La nuit tombe, et le silence s'installe dans ma chambre. Ces moments de solitude, je commence à m'y habituer, même si je les redoute. Allongée sur mon lit, je fixe mn téléphone, parcourant d'anciens messages. Cela fait plusieurs mois que je me suis éloignée, presque inconsciemment, de ceux que je considérais comme des amis.
Je lis quelques messages récents de Lalya et Farah. Elles m'ont écrit plusieurs fois, mais j'ai rarement eu la force de répondre. Ce soir, je ressens le besoin de lur écrire, alors je commence par Lalya.

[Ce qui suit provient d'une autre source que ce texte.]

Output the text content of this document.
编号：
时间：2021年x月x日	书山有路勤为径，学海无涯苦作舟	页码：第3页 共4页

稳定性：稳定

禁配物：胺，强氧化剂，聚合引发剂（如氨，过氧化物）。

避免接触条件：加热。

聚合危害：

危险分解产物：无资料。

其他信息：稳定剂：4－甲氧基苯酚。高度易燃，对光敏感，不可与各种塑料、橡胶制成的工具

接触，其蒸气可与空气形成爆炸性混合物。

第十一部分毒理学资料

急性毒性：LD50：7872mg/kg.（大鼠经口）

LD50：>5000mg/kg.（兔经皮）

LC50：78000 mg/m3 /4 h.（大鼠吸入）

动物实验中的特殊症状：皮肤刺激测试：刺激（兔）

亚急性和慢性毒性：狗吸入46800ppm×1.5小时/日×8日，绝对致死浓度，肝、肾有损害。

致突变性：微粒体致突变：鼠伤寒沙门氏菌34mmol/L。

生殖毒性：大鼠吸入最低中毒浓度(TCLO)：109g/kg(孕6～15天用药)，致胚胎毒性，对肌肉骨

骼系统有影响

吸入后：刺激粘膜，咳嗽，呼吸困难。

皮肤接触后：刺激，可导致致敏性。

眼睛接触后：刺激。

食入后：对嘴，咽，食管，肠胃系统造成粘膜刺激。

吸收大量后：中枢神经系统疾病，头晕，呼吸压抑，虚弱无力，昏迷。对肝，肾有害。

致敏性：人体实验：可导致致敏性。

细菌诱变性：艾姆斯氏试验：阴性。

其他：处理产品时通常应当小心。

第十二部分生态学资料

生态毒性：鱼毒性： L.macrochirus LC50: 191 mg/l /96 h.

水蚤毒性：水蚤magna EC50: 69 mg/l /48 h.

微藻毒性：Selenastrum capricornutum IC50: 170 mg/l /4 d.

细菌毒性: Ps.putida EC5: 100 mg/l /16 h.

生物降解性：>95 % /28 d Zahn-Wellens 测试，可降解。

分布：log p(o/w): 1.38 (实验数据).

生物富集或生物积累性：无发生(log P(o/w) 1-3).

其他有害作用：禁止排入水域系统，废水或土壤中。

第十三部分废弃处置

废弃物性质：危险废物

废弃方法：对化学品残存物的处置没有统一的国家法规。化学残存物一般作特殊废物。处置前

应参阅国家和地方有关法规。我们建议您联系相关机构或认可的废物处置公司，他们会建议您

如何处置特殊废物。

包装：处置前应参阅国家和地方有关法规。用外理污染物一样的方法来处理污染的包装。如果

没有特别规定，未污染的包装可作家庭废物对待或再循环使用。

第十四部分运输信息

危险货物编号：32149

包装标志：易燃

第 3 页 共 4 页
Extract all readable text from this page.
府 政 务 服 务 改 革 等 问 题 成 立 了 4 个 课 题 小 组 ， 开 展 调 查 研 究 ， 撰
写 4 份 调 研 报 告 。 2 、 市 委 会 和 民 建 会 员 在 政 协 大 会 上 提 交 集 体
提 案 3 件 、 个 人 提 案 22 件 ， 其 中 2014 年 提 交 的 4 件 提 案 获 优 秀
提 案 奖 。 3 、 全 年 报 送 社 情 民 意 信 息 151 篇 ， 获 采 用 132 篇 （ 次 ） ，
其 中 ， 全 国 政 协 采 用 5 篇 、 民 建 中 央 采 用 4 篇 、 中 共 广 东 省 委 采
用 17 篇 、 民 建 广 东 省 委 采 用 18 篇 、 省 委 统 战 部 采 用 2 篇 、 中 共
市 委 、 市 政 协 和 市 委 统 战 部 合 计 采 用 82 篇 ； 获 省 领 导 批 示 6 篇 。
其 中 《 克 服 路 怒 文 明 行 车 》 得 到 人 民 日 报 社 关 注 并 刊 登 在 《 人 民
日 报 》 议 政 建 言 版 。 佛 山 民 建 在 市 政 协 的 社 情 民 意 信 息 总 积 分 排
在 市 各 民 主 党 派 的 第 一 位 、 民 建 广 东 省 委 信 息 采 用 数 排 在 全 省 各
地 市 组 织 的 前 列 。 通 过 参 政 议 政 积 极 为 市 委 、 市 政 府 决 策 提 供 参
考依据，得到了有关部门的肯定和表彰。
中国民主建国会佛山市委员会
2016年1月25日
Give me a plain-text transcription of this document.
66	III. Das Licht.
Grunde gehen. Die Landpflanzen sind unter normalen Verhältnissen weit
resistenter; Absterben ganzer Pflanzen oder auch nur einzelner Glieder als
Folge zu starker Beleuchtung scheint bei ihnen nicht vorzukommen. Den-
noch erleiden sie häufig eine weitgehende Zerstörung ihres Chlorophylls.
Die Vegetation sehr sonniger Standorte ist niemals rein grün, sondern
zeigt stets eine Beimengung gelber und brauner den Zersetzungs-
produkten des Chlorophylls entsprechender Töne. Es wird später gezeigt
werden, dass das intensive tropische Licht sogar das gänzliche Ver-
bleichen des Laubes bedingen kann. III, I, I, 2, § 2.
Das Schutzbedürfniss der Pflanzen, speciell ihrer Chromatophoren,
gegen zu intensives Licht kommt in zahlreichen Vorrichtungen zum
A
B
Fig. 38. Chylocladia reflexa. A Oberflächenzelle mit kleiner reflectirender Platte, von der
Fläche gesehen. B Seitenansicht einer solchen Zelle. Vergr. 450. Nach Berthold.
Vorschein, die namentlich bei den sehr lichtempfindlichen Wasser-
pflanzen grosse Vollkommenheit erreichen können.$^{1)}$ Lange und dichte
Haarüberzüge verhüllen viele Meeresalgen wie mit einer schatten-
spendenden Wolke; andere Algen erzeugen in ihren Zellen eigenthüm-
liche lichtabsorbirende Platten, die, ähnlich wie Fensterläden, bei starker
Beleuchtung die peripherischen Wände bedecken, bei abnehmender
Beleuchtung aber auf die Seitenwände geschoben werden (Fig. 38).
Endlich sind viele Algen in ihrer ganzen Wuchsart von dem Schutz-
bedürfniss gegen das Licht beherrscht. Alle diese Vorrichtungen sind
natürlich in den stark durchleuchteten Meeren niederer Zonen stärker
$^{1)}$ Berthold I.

Moi : "Salut, Lalya. Désolée pour mon silence... Juste des jours un peu compliqués."
Je mets un moment avant de voir une réponse.
Lalya : "Enfin ! Tu t'es décidée à sortir de ta caverne ? On commençait à croire que t'avais disparu."
Je ris doucement, même si son message me laisse un goût amer. Je sais qu'elle plaisante, mais il y a quelque chose dans son ton qui me rappelle que mon absence a laissé des traces.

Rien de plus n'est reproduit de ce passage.